Nikt nie mówi o takim traktowaniu tylko o byciu kumplami. Dla mnie w tym nie ma nic złego, że ktoś się lubi z szefem. Może nawet woli go od Twojego ojca? Ale jakie to ma znaczenie, przecież się z nim nie prześpi, a dzięki temu ma lepszą atmosferę w pracy.

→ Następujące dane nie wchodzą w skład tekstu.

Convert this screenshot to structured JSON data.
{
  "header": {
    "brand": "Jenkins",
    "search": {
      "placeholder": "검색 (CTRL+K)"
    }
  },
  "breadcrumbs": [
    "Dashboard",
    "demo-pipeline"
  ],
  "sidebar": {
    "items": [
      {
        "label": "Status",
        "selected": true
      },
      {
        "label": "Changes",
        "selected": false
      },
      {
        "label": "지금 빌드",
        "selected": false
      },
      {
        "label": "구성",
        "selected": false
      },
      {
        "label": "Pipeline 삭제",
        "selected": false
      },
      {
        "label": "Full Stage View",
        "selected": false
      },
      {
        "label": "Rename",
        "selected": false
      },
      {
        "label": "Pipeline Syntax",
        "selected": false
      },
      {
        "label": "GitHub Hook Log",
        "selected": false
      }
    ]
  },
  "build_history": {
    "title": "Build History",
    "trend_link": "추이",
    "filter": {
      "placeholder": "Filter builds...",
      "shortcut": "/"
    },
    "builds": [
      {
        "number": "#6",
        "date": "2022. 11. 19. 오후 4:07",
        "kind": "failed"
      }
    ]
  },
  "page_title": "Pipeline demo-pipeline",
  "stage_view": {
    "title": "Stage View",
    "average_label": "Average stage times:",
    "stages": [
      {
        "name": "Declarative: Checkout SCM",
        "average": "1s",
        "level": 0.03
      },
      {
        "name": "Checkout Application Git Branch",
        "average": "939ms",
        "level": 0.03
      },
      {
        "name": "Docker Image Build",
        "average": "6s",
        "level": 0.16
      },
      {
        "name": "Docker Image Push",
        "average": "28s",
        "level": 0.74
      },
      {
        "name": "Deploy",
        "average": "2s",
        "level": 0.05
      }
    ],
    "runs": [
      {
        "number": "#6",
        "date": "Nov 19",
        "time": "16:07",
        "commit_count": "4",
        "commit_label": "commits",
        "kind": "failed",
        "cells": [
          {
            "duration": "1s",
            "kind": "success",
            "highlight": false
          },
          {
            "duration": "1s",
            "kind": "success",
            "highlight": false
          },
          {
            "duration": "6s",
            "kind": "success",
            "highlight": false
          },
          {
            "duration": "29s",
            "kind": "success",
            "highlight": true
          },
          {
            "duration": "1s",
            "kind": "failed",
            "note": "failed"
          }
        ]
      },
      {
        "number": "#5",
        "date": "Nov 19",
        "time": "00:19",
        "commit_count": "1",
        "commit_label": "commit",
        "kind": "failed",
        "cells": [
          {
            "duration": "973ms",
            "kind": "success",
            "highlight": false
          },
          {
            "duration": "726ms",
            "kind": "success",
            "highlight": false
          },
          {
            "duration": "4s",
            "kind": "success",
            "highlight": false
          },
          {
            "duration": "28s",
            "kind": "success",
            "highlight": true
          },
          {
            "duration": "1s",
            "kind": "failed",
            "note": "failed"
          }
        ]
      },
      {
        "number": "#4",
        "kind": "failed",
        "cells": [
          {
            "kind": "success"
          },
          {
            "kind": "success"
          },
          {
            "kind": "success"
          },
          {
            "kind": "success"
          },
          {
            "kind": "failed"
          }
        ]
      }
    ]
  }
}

napisał/a: aniolek8900 2009-06-11 11:42
Współczuję
napisał/a: bezsilna 2009-06-22 14:38
wiem jak ciezko jest nie miec takich obaw jak Ty..jestem taka osoba ze jak ktos mnie raz zawiedzie badz zrobi tak jak Twoj facet(* bo taka sytuacje tez mialam) juz nie potrafie zaufac:( wiesz rozstanie to nie zbyt dobry pomysl tym bradziej ze Wasze uczucie plonie..jak dla mnie powinnas chociaz sprobowac z nim porozkawiac na ten temat i mimo woli sprobowac podjac probe walki by on zmienil ta prace skoro to firma jego bylego tescia;/co do klopotow ze teraz jest dziecko i ze musicie mniej czasu poswicac na rozrywki to normalna rzecz powinien to zrozumiec ze teraz nie jestes Ty jedna co potrzebuje jjego uwagi w Waszym domu..

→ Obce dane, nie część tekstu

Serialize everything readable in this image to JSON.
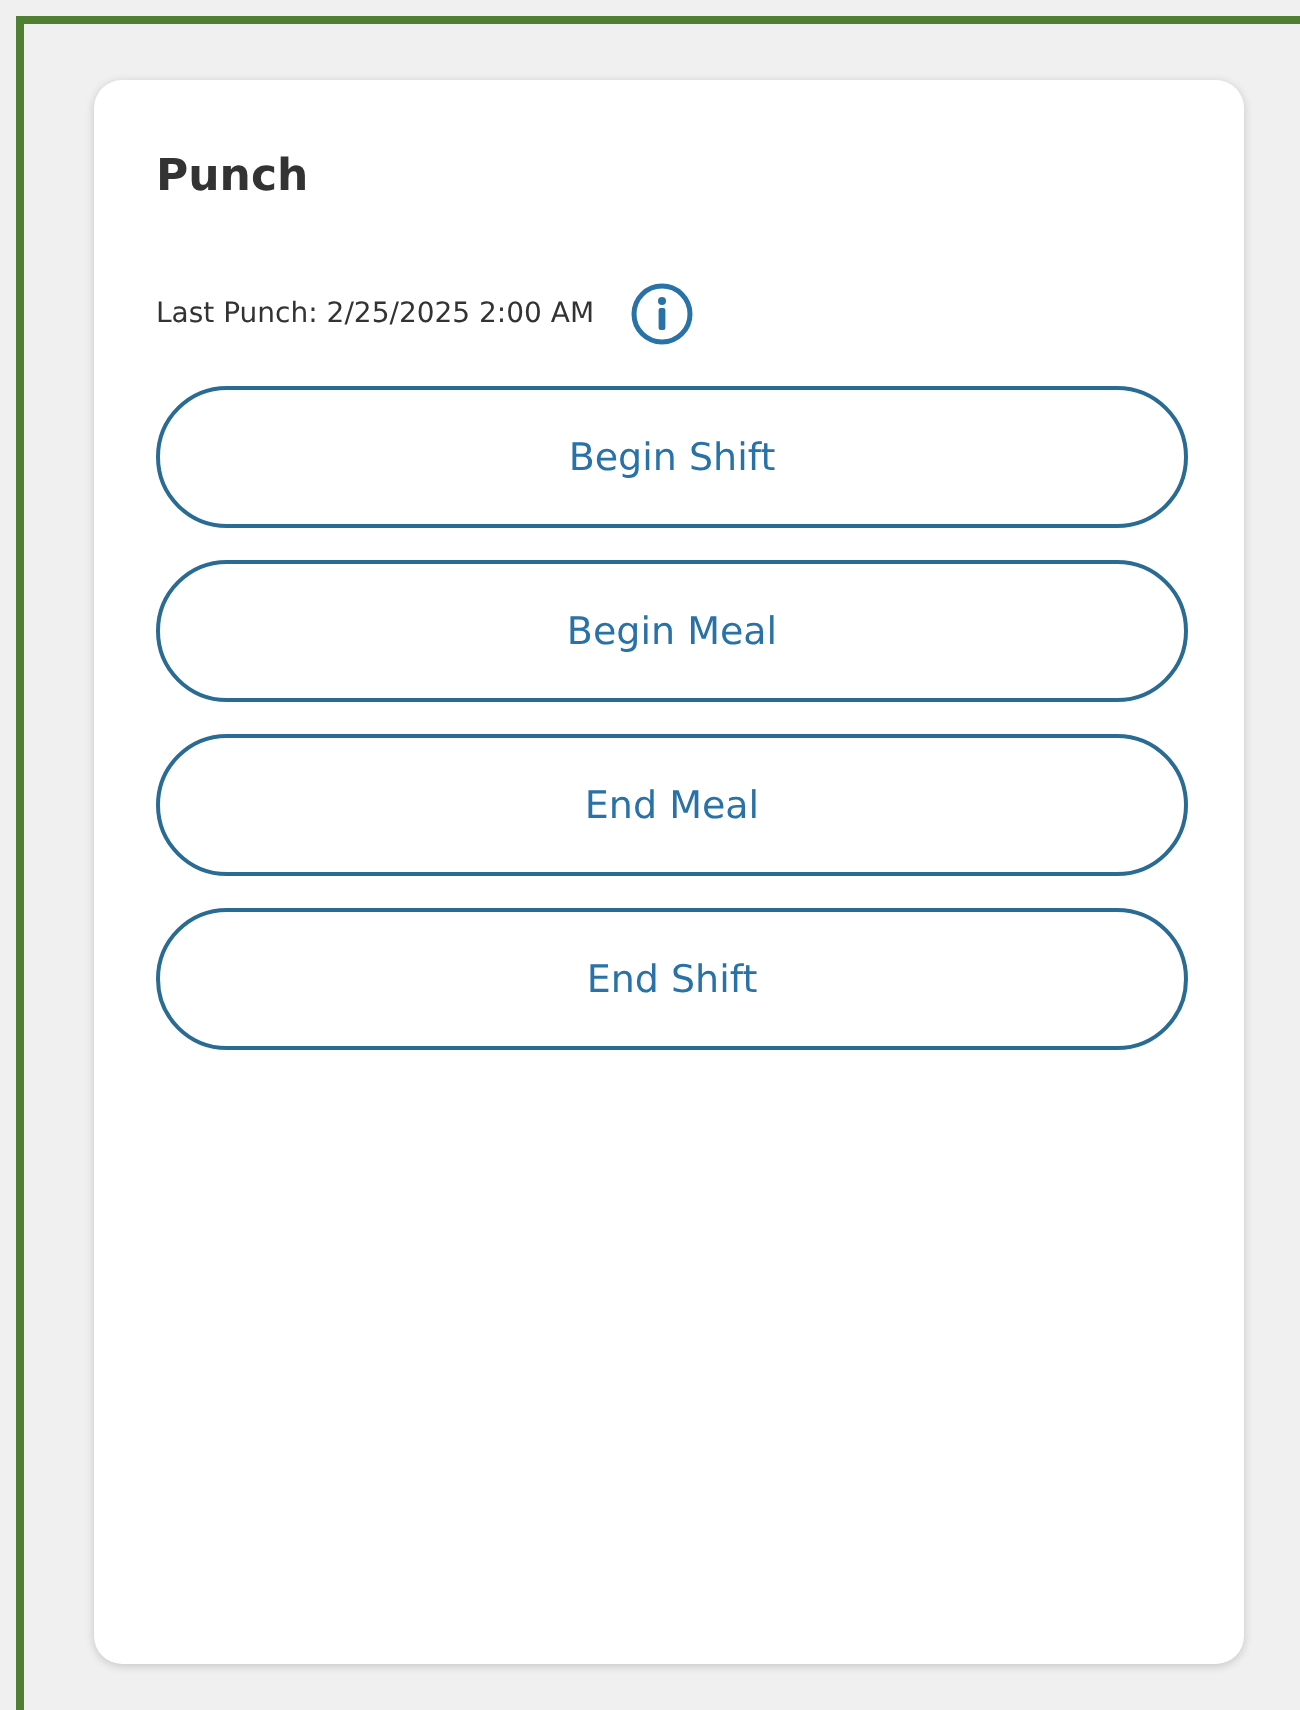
{
  "card": {
    "title": "Punch",
    "last_punch": "Last Punch: 2/25/2025 2:00 AM"
  },
  "buttons": [
    {
      "label": "Begin Shift"
    },
    {
      "label": "Begin Meal"
    },
    {
      "label": "End Meal"
    },
    {
      "label": "End Shift"
    }
  ]
}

napisał/a: ~gość 2009-08-24 10:10
Domyślam się jakie są Twoje myśli kiedy chłopak juz wyjdzie do tej pracy, bo pewnie czuje to samo kiedy mój wychodzi,chociaż nieraz zapewniał mnie że nie jest tak jak ja sobie myślę-ale niestety słowa to za mało, bo człowiek i tak myśli swoje(wiesz o co chodzi, bo odpisalaś na mojego posta) Myslę, że takie obawy nigdy nie znikną, jesteś dobrą dziewczyną, bo myślisz o nim , żeby mu źle nie było itp.Ale może najwyższy czas pomyśleć o sobie? Nie piszę tu o rozstaniu, bo jeżeli dwoje ludzi się kocha, to moze warto znaleźć jakiś złoty środek.Powiedz mu jak bardzo o tym myślisz co robi jak jest w pracy,że choc mu ufasz,to ta sytuacja Ci spokoju nie daje.. Może sam to w końcu przemyśli i poszuka czegoś innego. Nie wiem czym się zajmuje i czy ciężko by mu było coś znaleźć-bo jeżeli tak to już inny temat,bo przecież z czegoś musicie żyć.. Najlepszym rozwiązaniem będzie jeżeli to możliwe jak zmieni pracę , Ty będziesz spokojna, a i on szybko zauwazy że jest inaczej-lepiej.. Życzę powodzenia. Pozdrawiam i dziękuje za odpowiedź w moim temacie.